Aug. 11, 2008 Ruins of a Roman temple from the second century CE have recently been unearthed in the Zippori National Park. Above the temple are foundations of a church from the Byzantine period.
The excavations, which were undertaken by the Noam Shudofsky Zippori Expedition led by of Prof. Zeev Weiss of the Institute of Archaeology at the Hebrew University of Jerusalem, shed light on the multi-cultural society of ancient Zippori (also known as Sepphoris).
The discovery indicated that Zippori, the Jewish capital of the Galilee during the Roman period, had a significant pagan population which built a temple in the heart of the city center. The central location of the temple which is positioned within a walled courtyard and its architectural relation to the surrounding buildings enhance our knowledge regarding the planning of Zippori in the Roman era.

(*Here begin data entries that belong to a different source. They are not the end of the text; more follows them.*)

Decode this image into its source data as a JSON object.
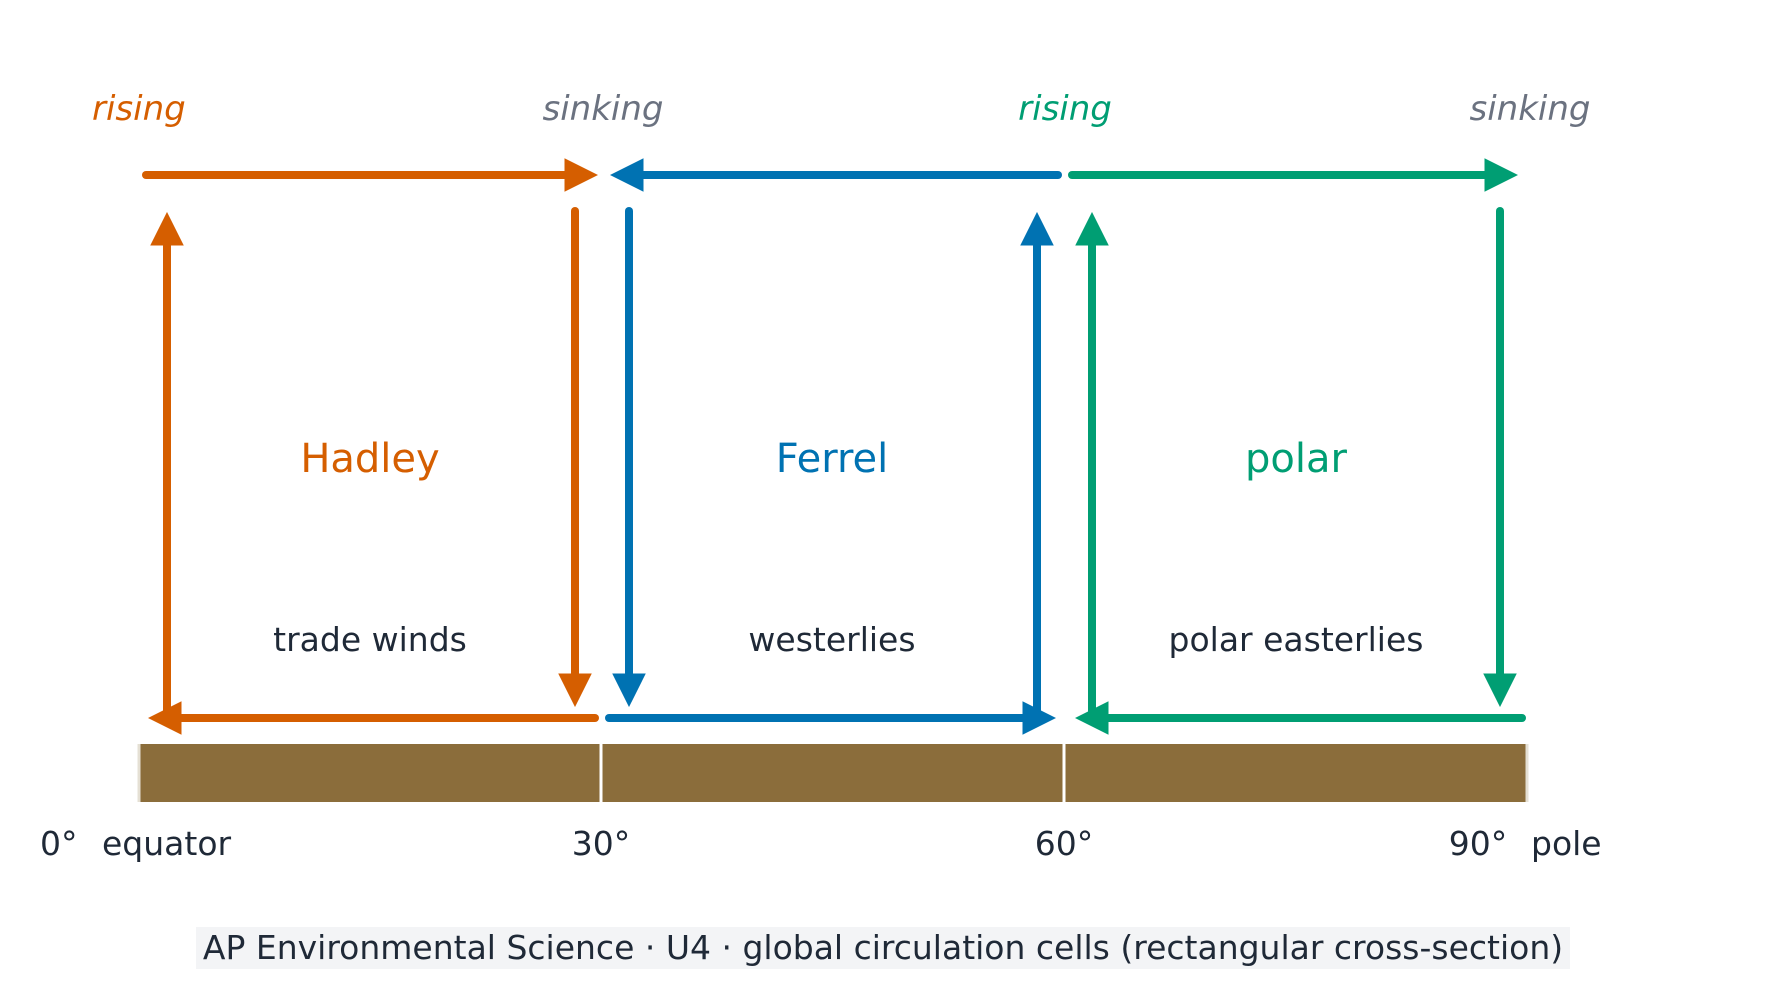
{
  "colors": {
    "hadley": "#d55e00",
    "ferrel": "#0072b2",
    "polar": "#009e73",
    "sinking_label": "#6b7280",
    "text": "#1f2937",
    "ground": "#8b6d3b",
    "caption_bg": "#f3f4f6"
  },
  "top_labels": {
    "rising_equator": "rising",
    "sinking_30": "sinking",
    "rising_60": "rising",
    "sinking_pole": "sinking"
  },
  "cells": {
    "hadley": {
      "name": "Hadley",
      "wind": "trade winds"
    },
    "ferrel": {
      "name": "Ferrel",
      "wind": "westerlies"
    },
    "polar": {
      "name": "polar",
      "wind": "polar easterlies"
    }
  },
  "axis": {
    "lat0": "0°",
    "equator": "equator",
    "lat30": "30°",
    "lat60": "60°",
    "lat90": "90°",
    "pole": "pole"
  },
  "caption": "AP Environmental Science · U4 · global circulation cells (rectangular cross-section)"
}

The building of the church on the foundation of the temple testifies to the preservation of the sacred section of the city over time. This new finding demonstrates not only the religious life, culture and society in Roman and Byzantine Zippori, but also that this was a city in which Jews, pagans and later Christians lived together and developed their hometown with various buildings.

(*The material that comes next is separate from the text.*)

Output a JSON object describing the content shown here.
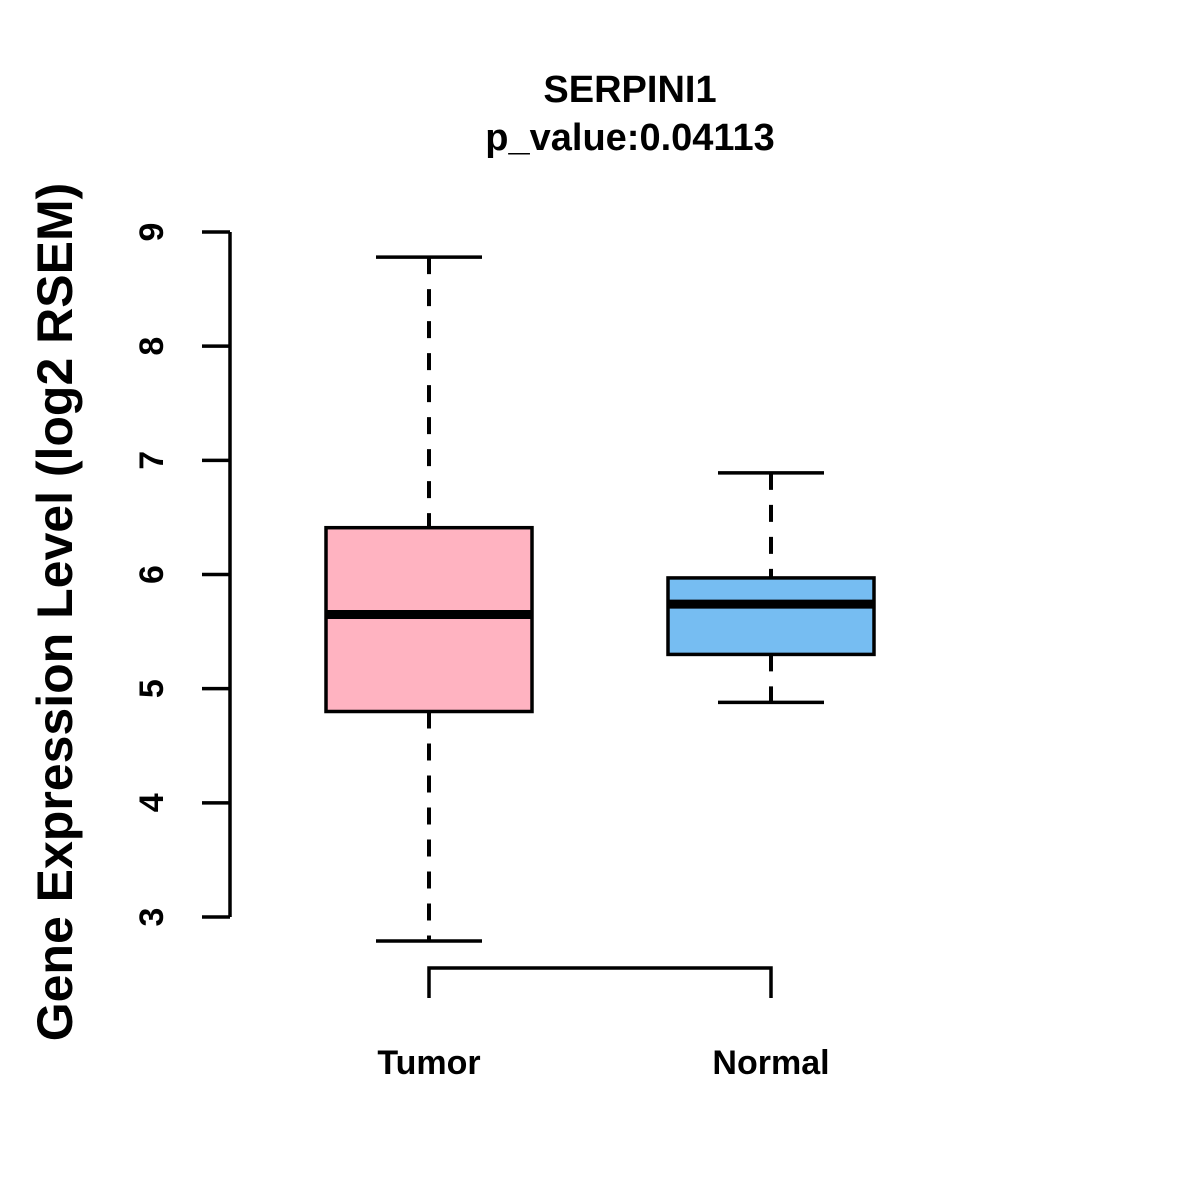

The newly discovered temple is located south of the decumanus - colonnaded street - which ran from east to west and was the main thoroughfare in the city during the Roman through Byzantine period. The temple, measuring approximately 24 by 12 meters, was built with a decorated façade facing the street. The temple’s walls were plundered in ancient times and only its foundations remain.
No evidence has been found that reveals the nature of the temple’s rituals, but some coins dating from the time of Antoninus Pius, minted in Diocaesarea (Zippori), depict a temple to the Roman gods Zeus and Tyche. The temple ceased to function at an unknown date, and a large church, the remains of which were uncovered by the Hebrew University excavation team in previous seasons, was built over it in the Byzantine period.
North of the decumanus, opposite the temple, a monumental building was partially excavated this summer. Its role is still unclear, although its nature and size indicate that it was an important building. A courtyard with a well-preserved stone pavement of smooth rectangular slabs executed in high quality was uncovered in the center of the building, upon which were found a pile of collapsed columns and capitals - probably as a result of an earthquake. The decoration on these architectural elements was executed in stucco. Beyond a row of columns, an adjacent aisle and additional rooms were discovered. Two of them were decorated with colorful, geometrical mosaics.